Despite largely avoiding Shakespeare at undergraduate level, teaching Hamlet to first-year undergraduates during a very nervous first term in Geneva gives the play special personal significance.
The 2009 film adaptation (dir: Gregory Doran), that I watched on the strength of the main actor, alerted me to a new sense of seeing theatre. Between theatre and film, the traditional and the contemporary, this felt like something unique.
This Hamlet of 2009 is to tragedy what Shakespeare in Love of 1998 was to comedy (despite the latter, ironically, portraying a tragedy itself). A stage is but a stage, and it’s useful to be reminded of what imaginative twists a film adaptation can bring.
The greater the background world, the broader the context. The attempt in the late 1990s to portray Shakespeare the wanton writer struggling for ideas, negotiating with patrons and theatre-owners, reinvigorated Shakespeare in popular culture.
True, the factual details of Elizabethan theatre went astray. For instance, women did not take to the stage until at least November 1660, an occasion marked by Thomas Jordan’s preface to Othello.
But facts weren’t so important. What was important was the notion of ‘behind the scenes’ for a play that has been performed countless times. It is almost as though we could barely imagine the young and impervious Will Shakespeare unless it was shown to us convincingly on screen. (The very same as I struggle to imagine the metaphysical Marvell with a Hull accent.)
Of course, part of that background world is the casting. Shakespeare in Love was cast magnificently. Joseph Fiennes combined a mischievous twinkle with a profound gaze; Gwyneth Paltrow looked in love with her part; and the BBC comedy crew (Day, Clunes, O’Donnell) with their sketch expertise brought superb support.
Ironically, it is Joseph Fiennes’ brother Ralph who holds the Shakespeare credentials. The sole recipient of a Tony Award for starring as Hamlet on Broadway, he also joins Patrick Stewart in receiving the William Shakespeare Award from the Shakespeare Theatre in Washington DC.
Patrick Stewart might just have been the interpretive flaw in this 2009 Hamlet for me. The ghost was ideal; but for me, his brother – the king – was not. Not convincing enough to murder, not cowardly enough, and not guilty enough.
I hoped for something approaching an older Macbeth: capable of murder, capable of holding a facade (which Stewart does), and with the capacity for breakdown.

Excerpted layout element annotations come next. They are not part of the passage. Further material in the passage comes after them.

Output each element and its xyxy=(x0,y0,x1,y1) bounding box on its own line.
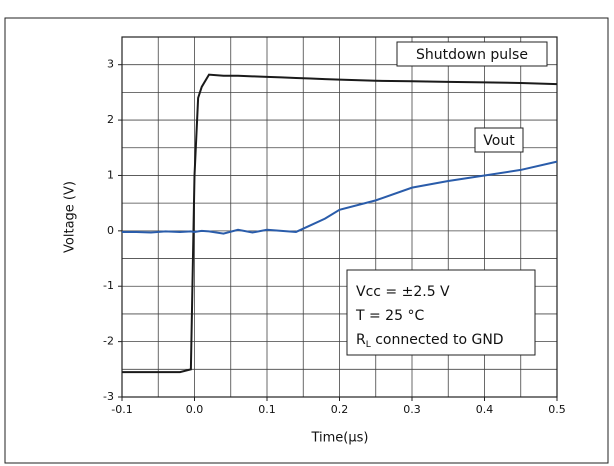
condition: Vcc = ±2.5 V xyxy=(356,284,450,300)
series-line xyxy=(122,73,558,374)
x-tick-label: 0.0 xyxy=(186,403,204,416)
x-tick-label: 0.4 xyxy=(476,403,494,416)
conditions-box xyxy=(346,269,536,356)
y-tick-label: 2 xyxy=(107,113,114,126)
load-text: connected to GND xyxy=(371,332,504,348)
y-tick-label: 0 xyxy=(107,224,114,237)
y-tick-label: 3 xyxy=(107,58,114,71)
condition: T = 25 °C xyxy=(355,308,424,324)
x-tick-label: 0.2 xyxy=(331,403,349,416)
y-axis-label: Voltage (V) xyxy=(63,181,78,253)
series-label: Vout xyxy=(483,133,515,149)
y-tick-label: -3 xyxy=(103,390,114,403)
series-line xyxy=(122,160,558,235)
x-axis-label: Time(µs) xyxy=(310,431,368,446)
x-tick-label: 0.3 xyxy=(403,403,421,416)
load-symbol: R xyxy=(356,332,366,348)
legend-box xyxy=(474,127,524,153)
y-tick-label: -1 xyxy=(103,279,114,292)
frame xyxy=(4,17,609,464)
y-tick-label: 1 xyxy=(107,168,114,181)
y-tick-label: -2 xyxy=(103,335,114,348)
x-tick-label: 0.1 xyxy=(258,403,276,416)
load-subscript: L xyxy=(366,340,371,350)
load-note: RL connected to GND xyxy=(356,332,504,350)
x-tick-label: -0.1 xyxy=(111,403,132,416)
x-tick-label: 0.5 xyxy=(548,403,566,416)
legend-box xyxy=(396,41,548,67)
series-label: Shutdown pulse xyxy=(416,47,528,63)
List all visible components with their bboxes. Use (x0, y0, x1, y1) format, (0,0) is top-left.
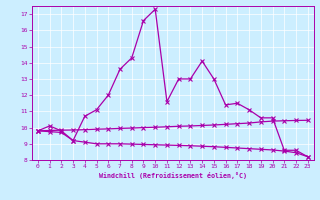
X-axis label: Windchill (Refroidissement éolien,°C): Windchill (Refroidissement éolien,°C) (99, 172, 247, 179)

The prime candidate would be Antony Sher (partner of Gregory Doran). Claudius is a hard one to place, precisely because we encounter a character who has previously committed murder but only gets exposed for it in the play.
But what Stewart’s stalwart performance does is showcase the very best of David Tennant. Tennant’s Hamlet has it all: the terror, the anguish, the frustration, the sarcasm, and the cunning. Some of Hamlet’s lines in his feigned madness wouldn’t sound out of place in a slapstick Jim Carrey movie (Scene 4.3 in particular).
Tennant also brings a young audience that might otherwise never entertain Shakespeare. Barely has the fate of humanities needed a superhero more.
This type of production has limited precedent. It feels not quite a film, but too open for theatre. The genre itself is enigmatic, and the play – despite its three hour duration – a perfect fit. Even Polonius grew on me. His prattle in the text is more enjoyable than on film, but having that interfering presence everywhere – at home, in the King’s court, in the Queen’s bedchamber – made me realise Ophelia more as a tragic victim rather than I had before.
This production, as with many, has its critics. For me, it is a great pity that 3.1.177-178 (Folger) was missing:
Love? His affections not that way tend;
Nor what he spake, though it lacked form a little,
Was not like madness. There’s something in his soul…
If we slip the double negative, this implies that Claudius begins to detect more to Hamlet’s erratic behaviour. It is an important insight, given his move to send Hamlet to England.
However, scenes across Acts 2 and 3 were dissected and merged cleverly, giving a pleasing continuity to events (and deserving of more textual treatment than I afford it here).
Perhaps the climax was the most controversial moment. Hamlet’s physical tussle with his mother in his frustration is uncomfortable enough, but his conscious act of reaching for a gun and firing at the hidden Polonius is far from an instinctive move in self-defence. It places Hamlet in a far darker plain.
With the disturbed new place of the Doctor at the end of The Waters of Mars, and the potentially murderous Hamlet, David Tennant has made two prized roles his, and the world of Shakespeare is greatly in his debt.